2011 Newletter


Capitol Commentary: April 2, 2010

STATE’S BOND RATING DOWNGRADED AGAIN

A major credit rating agency this week downgraded the state’s general obligation bond rating, warning that the rating could drop further if nothing is done to address Illinois’ massive deficit and multi-billion-dollar bill backlog.

Despite recent action by state lawmakers to ward off the possible downgrade—passing a pension reform measure to show Illinois is working to get its fiscal house in order—Fitch Ratings downgraded the state’s rating while maintaining a continued Rating Watch Negative. On March 26, Standard & Poor placed Illinois on a negative credit watch, and Moody’s Investors Service has also affirmed its negative outlook.

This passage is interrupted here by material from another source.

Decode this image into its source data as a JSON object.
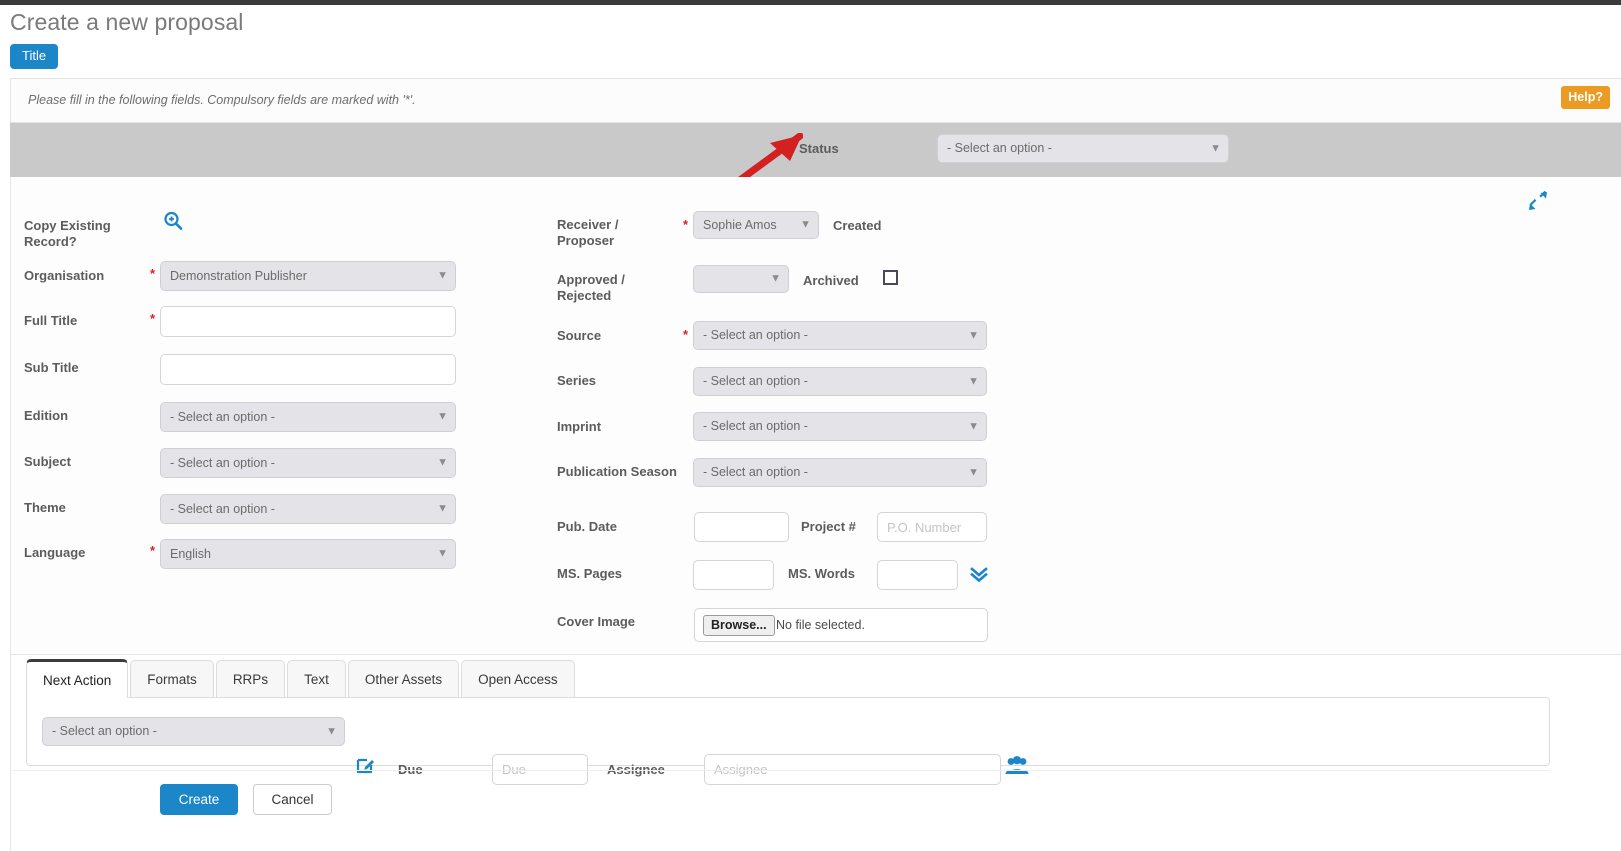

While commending the pension reforms, Fitch Ratings focused more on the overall fiscal mismanagement of the state under Governor Pat Quinn and legislative Democrats. In issuing the downgrade, the rating agency said, “The rating downgrade reflects the magnitude and persistent nature of the state’s fiscal problems and the likelihood that the budget to be enacted for fiscal year (FY) 2011 will not sufficiently address either the annual operating deficit or accumulated liabilities.”

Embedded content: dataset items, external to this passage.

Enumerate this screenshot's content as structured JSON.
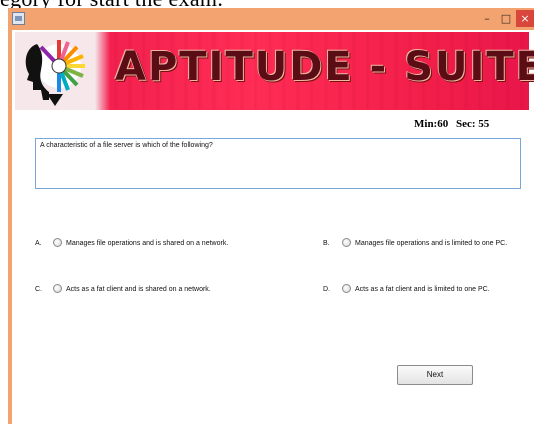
{
  "page_caption": "egory for start the exam.",
  "window": {
    "controls": {
      "minimize": "–",
      "maximize": "□",
      "close": "×"
    }
  },
  "banner": {
    "title": "APTITUDE - SUITE"
  },
  "timer": {
    "min": "Min:60",
    "sec": "Sec: 55"
  },
  "question": {
    "text": "A characteristic of a file server is which of the following?"
  },
  "options": [
    {
      "letter": "A.",
      "text": "Manages file operations and is shared on a network.",
      "selected": false
    },
    {
      "letter": "B.",
      "text": "Manages file operations and is limited to one PC.",
      "selected": false
    },
    {
      "letter": "C.",
      "text": "Acts as a fat client and is shared on a network.",
      "selected": false
    },
    {
      "letter": "D.",
      "text": "Acts as a fat client and is limited to one PC.",
      "selected": false
    }
  ],
  "next_button": {
    "label": "Next"
  },
  "colors": {
    "window_frame": "#f2a36f",
    "banner_red": "#ff2d55",
    "banner_title": "#5a0d14",
    "question_border": "#7aa7d9",
    "close_button": "#d9463c"
  }
}
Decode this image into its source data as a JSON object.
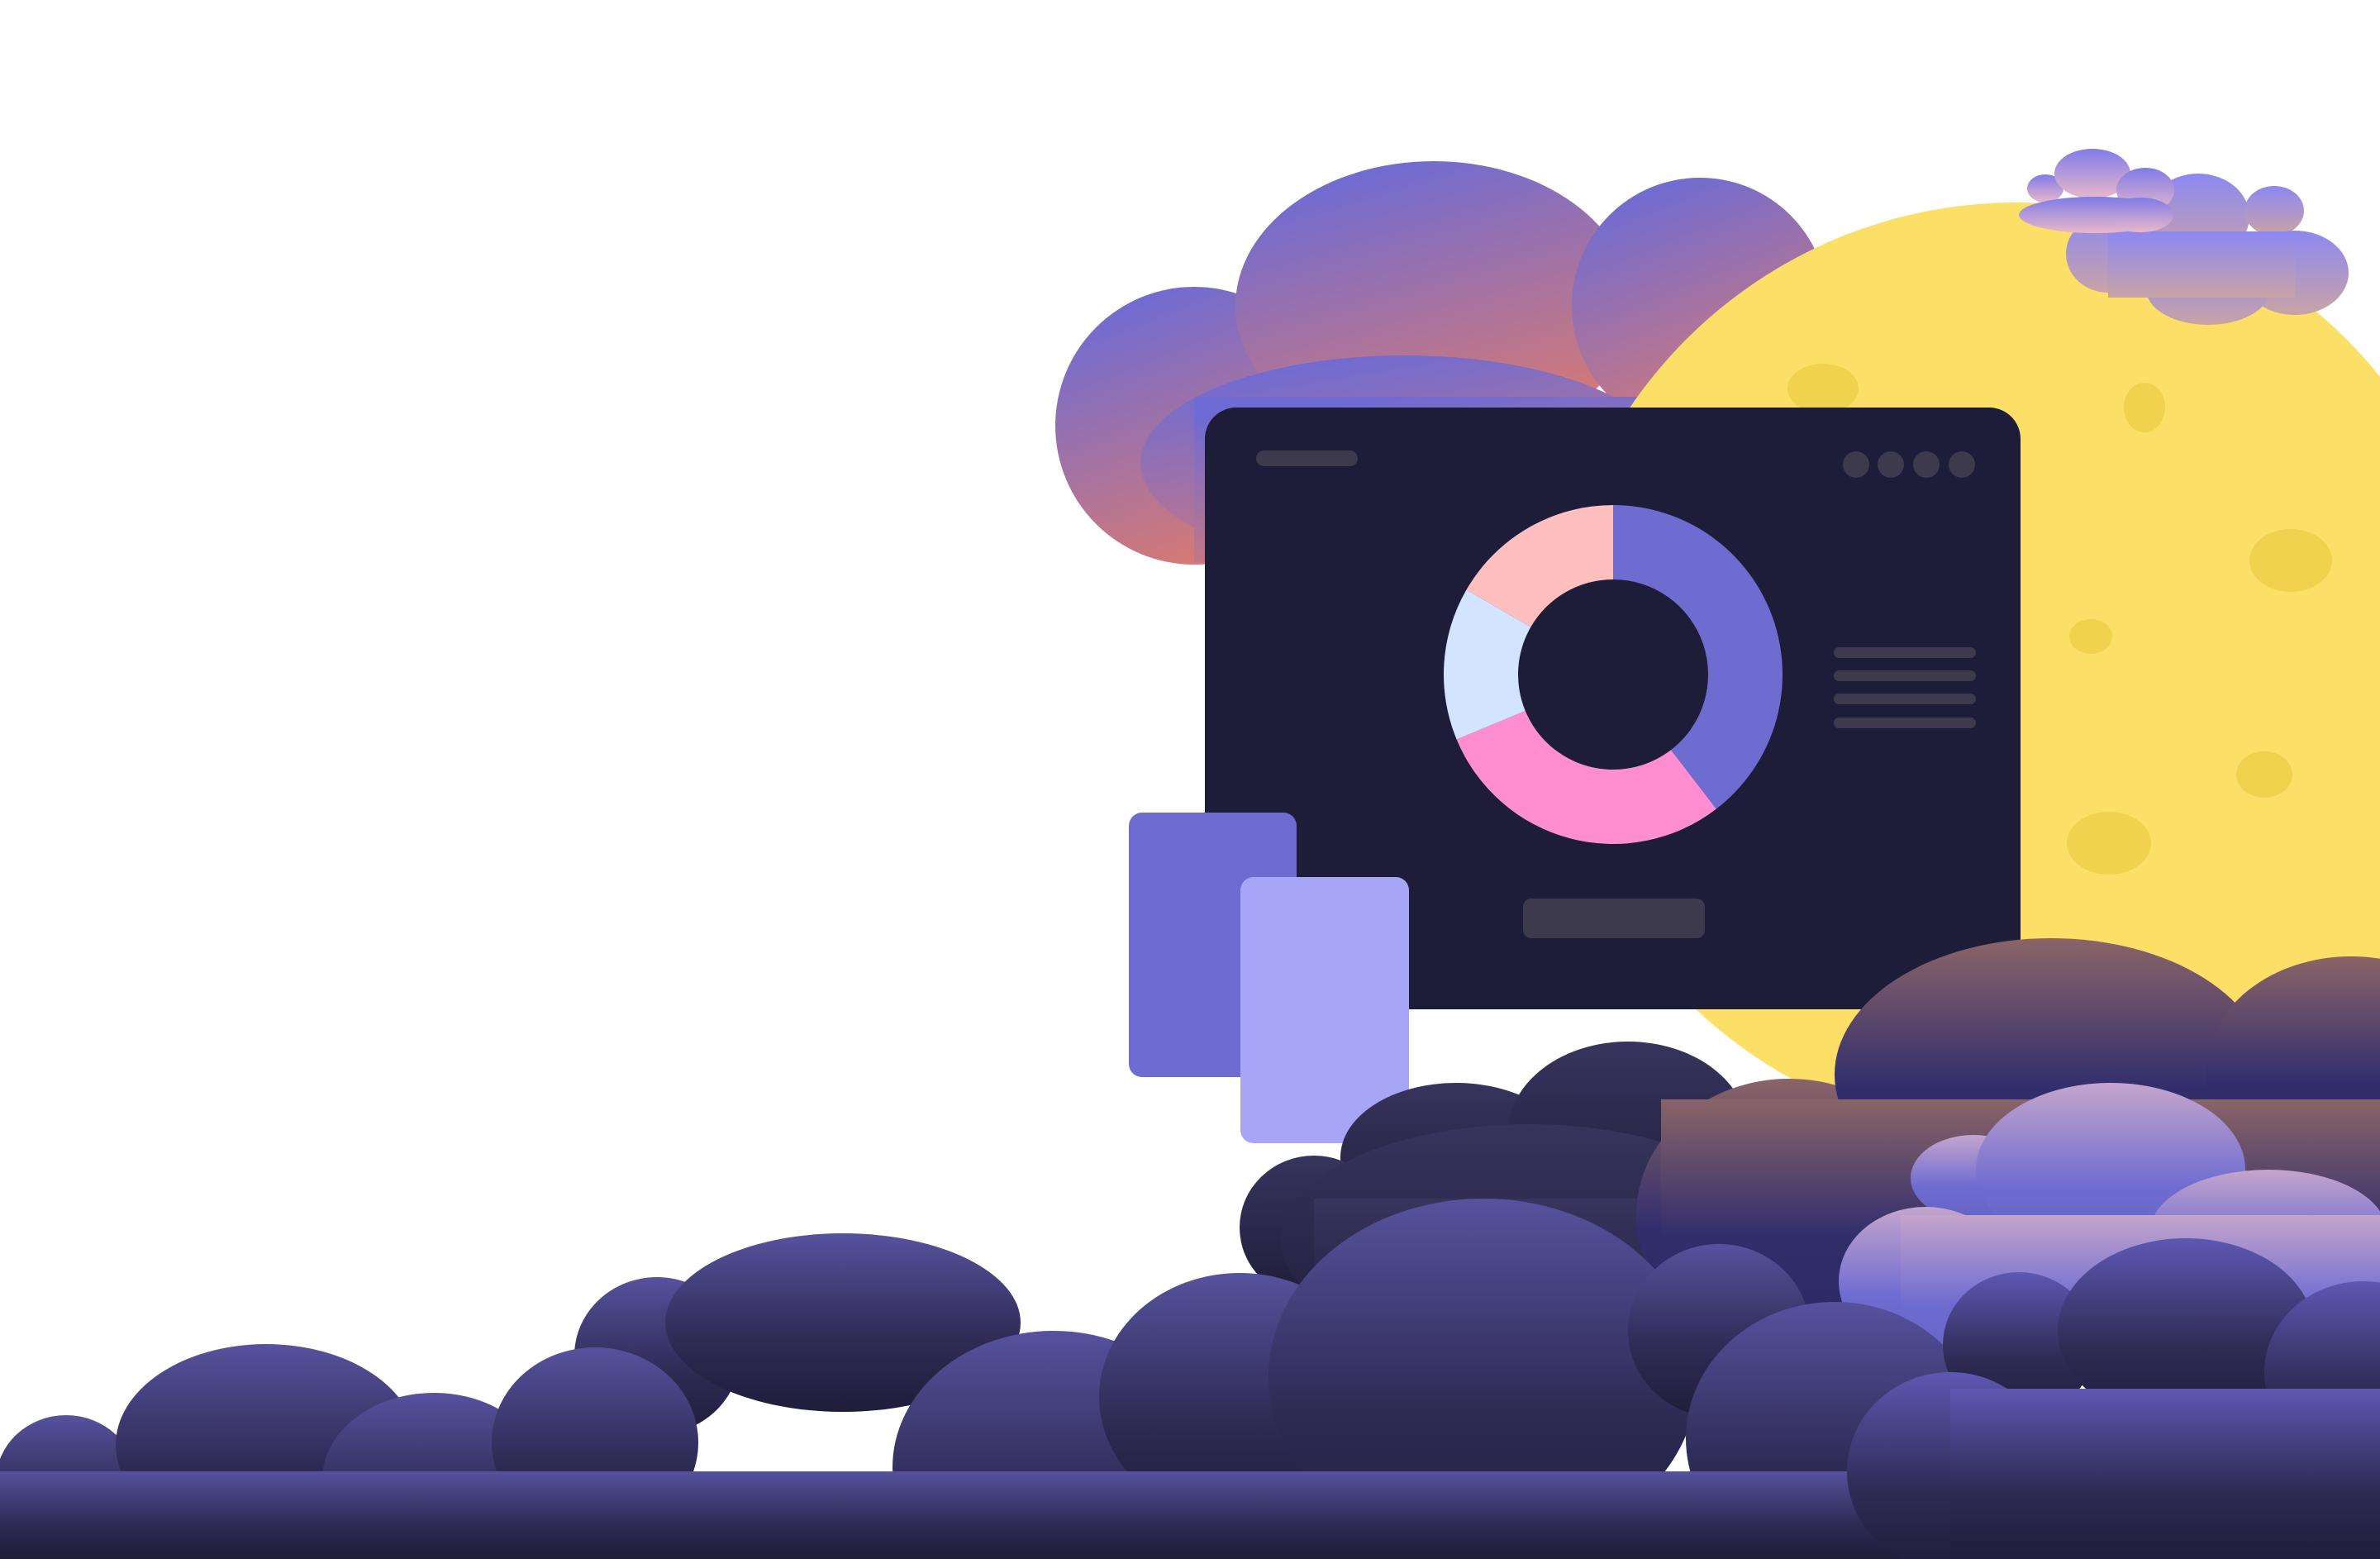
{
  "colors": {
    "background": "#ffffff",
    "moon": "#FCDF67",
    "crater": "#F0D24E",
    "window_bg": "#1E1D39",
    "placeholder_bar": "#3C3A4C",
    "slice_purple": "#6F6CD1",
    "slice_pink": "#FF8ED1",
    "slice_light_blue": "#D2E4FF",
    "slice_peach": "#FEBFBE",
    "card_back": "#6F6CD1",
    "card_front": "#A7A5F6",
    "cloud_top_start": "#6E6BD4",
    "cloud_top_end": "#D97C77",
    "cloud_dark_top": "#56529E",
    "cloud_dark_bottom": "#1F1D39"
  },
  "chart_data": {
    "type": "pie",
    "values": [
      38,
      28,
      14,
      16
    ],
    "colors": [
      "#6F6CD1",
      "#FF8ED1",
      "#D2E4FF",
      "#FEBFBE"
    ]
  },
  "icons": {
    "window_controls": [
      "dot-icon",
      "dot-icon",
      "dot-icon",
      "dot-icon"
    ]
  }
}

Fitch highlighted Quinn’s plan to borrow nearly $5 billion more than the state will take in, and defer payments to state vendors, in order to avoid difficult budget decisions.

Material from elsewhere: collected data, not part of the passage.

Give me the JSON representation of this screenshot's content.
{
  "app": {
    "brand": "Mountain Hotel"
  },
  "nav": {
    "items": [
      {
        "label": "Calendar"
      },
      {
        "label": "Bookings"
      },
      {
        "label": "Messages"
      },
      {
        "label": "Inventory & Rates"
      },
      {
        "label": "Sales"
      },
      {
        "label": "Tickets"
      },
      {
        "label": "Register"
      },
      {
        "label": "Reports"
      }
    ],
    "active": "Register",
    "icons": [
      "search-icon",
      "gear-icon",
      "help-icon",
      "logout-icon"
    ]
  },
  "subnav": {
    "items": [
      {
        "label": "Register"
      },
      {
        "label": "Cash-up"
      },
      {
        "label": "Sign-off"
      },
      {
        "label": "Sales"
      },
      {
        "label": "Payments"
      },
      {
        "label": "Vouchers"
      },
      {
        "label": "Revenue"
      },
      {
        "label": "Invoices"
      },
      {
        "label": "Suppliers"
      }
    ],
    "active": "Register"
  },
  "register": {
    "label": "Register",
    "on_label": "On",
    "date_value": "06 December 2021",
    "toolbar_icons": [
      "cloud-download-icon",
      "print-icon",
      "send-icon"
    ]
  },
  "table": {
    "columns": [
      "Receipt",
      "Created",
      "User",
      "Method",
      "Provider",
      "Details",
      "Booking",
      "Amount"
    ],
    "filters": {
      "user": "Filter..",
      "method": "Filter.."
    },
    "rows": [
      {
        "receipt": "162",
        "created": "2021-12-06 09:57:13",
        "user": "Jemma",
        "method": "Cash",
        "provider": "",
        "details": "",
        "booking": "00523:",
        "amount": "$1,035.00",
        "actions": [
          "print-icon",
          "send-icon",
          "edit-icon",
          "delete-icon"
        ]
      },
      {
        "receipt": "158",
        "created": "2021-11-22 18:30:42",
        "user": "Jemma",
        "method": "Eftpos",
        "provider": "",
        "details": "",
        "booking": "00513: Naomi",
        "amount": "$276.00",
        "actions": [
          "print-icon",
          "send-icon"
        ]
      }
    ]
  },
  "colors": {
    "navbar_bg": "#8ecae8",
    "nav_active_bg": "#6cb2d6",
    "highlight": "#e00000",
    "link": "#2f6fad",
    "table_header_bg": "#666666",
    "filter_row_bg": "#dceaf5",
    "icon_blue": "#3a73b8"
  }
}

“The state continues to manage its budgetary deficit by deferring payments to vendors and others,” the agency added, while also pointing out that “the state expects to use additional deficit borrowing to close its projected budget gap.”

In December 2009, the credit rating agency said that a downgrade was probable if the state did not take significant strides to address its substantial debt. Fitch noted that it seems unlikely Illinois would take those steps: “…it appears now that budget solutions will continue to be pushed out to the future, budgetary balance will continue to rely on sizeable borrowing, and those reliant on state payments will continue to have long waits to be paid.”

Though the agency noted that the state’s recent attempt to lower its pension liabilities is a “credit positive,” the short-term benefit is negligible and thus did not substantially benefit Illinois when it came to maintaining the state’s previous A bond rating.

By placing the state on Rating Watch Negative, Fitch Ratings acknowledges that the state is likely to face further downgrades of its credit rating. Only California has a lower credit rating from all three agencies than Illinois.

COMMITTEE EXAMINES LOSS OF TRADE SHOWS

Also this week, members of the Joint Committee on the Metropolitan Pier and Exposition Authority met to address the issue of lucrative trade shows leaving Chicago.

A panel of show managers and show exhibitors testified before lawmakers on April 1 in Chicago. An exodus of trade shows—representing an industry that brings revenues to state and Chicago coffers—has lawmakers concerned about the competitiveness and appeal of Chicago’s McCormick Place convention center.

Show managers and exhibitors explained that antiquated rules and other problems at the Metropolitan Pier and Exposition Authority, known as McPier, has made the facility less desirable, and has forced them to consider moving to other venues out of state. The loss of several major trade shows to less expensive venues in other cities, like Las Vegas and Orlando, prompted the formation of the Joint Committee on the Metropolitan Pier and Exposition Authority.

Legislators hope that testimony from show managers and exhibitors, and insights from representatives at McPier will provide guidance in how to best restore McCormick Place as a viable option for high-profile, lucrative trade shows. Next week, the committee will hear from union representatives and McCormick Place officials.

HAPPY EASTER!

On behalf of the staff at my legislative offices, I wish you and yours a Happy Easter!